Chiang Mai (Thailand)
The cultural features of the traditional Thai New Year Festival are highlighted in Chiang Mai, with street parades, religious rituals, and merit-making activities at the city’s numerous temples. Revelers congregate near the moat that surrounds the ancient city. The moats are normally emptied and clean water pumped in before Songkran, but receiving a face-full of moat water may cause a variety of ailments, so protect your eyes. Thapae Gate is one of the primary party sites, however during Songkran, traffic is congested all around the moat, and spontaneous parties spring up all along the roads that encircle the ancient city. During Songkran, Chiang Mai s very popular among Thai and international visitors. If you intend to visit Chiang Mai during Songkran, be sure to arrange your travel and accommodations well in advance.
Pattaya
Partying in Pattaya during the Songkran New Year Water Festival is as good as it gets for some tourists to Thailand. If you prefer to party hard and for a long time, Pattaya could be the place to be during Songkran. On the other hand, many Pattaya locals despise the prolonged Songkran pandemonium and attempt to avoid the city until it is gone. Songkran in Pattaya is surely a remarkable event, but on my excursions there in mid-April, I’ve noticed that the celebrations in the resort city have more of an edge compared to other places of Thailand.
Bang Saen
Bang Saen, located on the coast between Bangkok and Pattaya, is a popular beach resort for Thai tourists. Aside from Songkran, the town also celebrates the Wan Lai Festival on the beach, which features spectacular sand sculptures.

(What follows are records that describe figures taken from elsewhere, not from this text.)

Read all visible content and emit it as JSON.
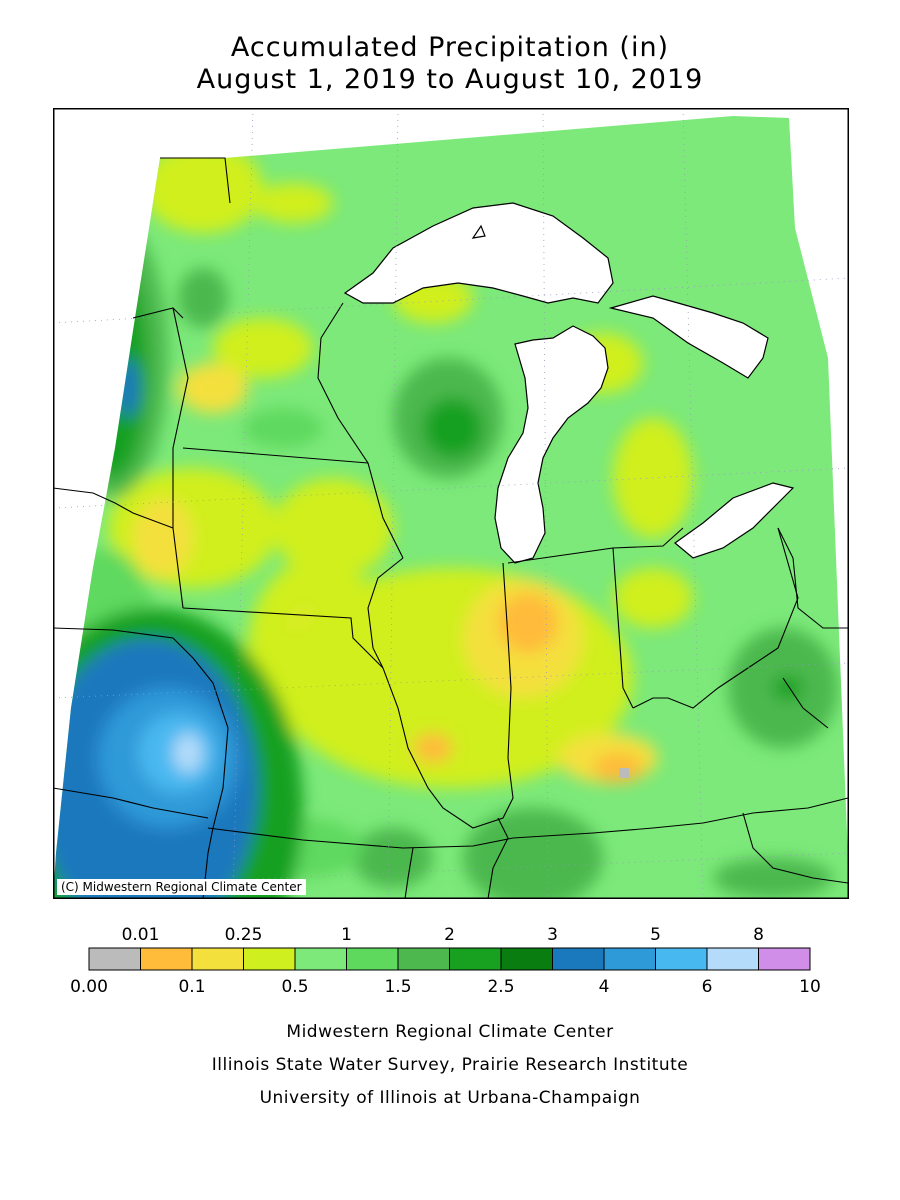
{
  "title_line1": "Accumulated Precipitation (in)",
  "title_line2": "August 1, 2019 to August 10, 2019",
  "copyright": "(C) Midwestern Regional Climate Center",
  "legend": {
    "top_labels": [
      "0.01",
      "0.25",
      "1",
      "2",
      "3",
      "5",
      "8"
    ],
    "bottom_labels": [
      "0.00",
      "0.1",
      "0.5",
      "1.5",
      "2.5",
      "4",
      "6",
      "10"
    ],
    "colors": [
      "#bbbbbb",
      "#ffbb3a",
      "#f4e03c",
      "#d0ef1e",
      "#7ce97a",
      "#5ed95e",
      "#4cb84e",
      "#18a020",
      "#0a7d10",
      "#1a78bd",
      "#2e9ad8",
      "#48b8f0",
      "#b4dcfa",
      "#d08ee8"
    ]
  },
  "credits": [
    "Midwestern Regional Climate Center",
    "Illinois State Water Survey, Prairie Research Institute",
    "University of Illinois at Urbana-Champaign"
  ]
}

Thai islands celebrate Songkran.
If you visit a Thai island around Songkran, you’ll have lots of opportunities to celebrate. Songkran festivities may be found from Ko Samui to Ko Tao, and from Phi Phi to Phuket.
However, compared to areas like Chiang Mai and Pattaya, Songkran in the Thai islands is significantly more modest, and the festival is generally often a one-day affair. This makes the Thai islands excellent if you want to participate in the celebrations but don’t want to cope with the lengthy period of Songkran mayhem observed elsewhere.
Songkran sanuk is celebrated across Thailand.
I’ve selected some of the more famous and well-known Songkran New Year Water Festival venues, but you may enjoy the festivities wherever you are in Thailand. In Thailand, many smaller villages and cities conduct unique festivals, such as the Hae Nang Kradan Festival in Nakhon Si Thammarat.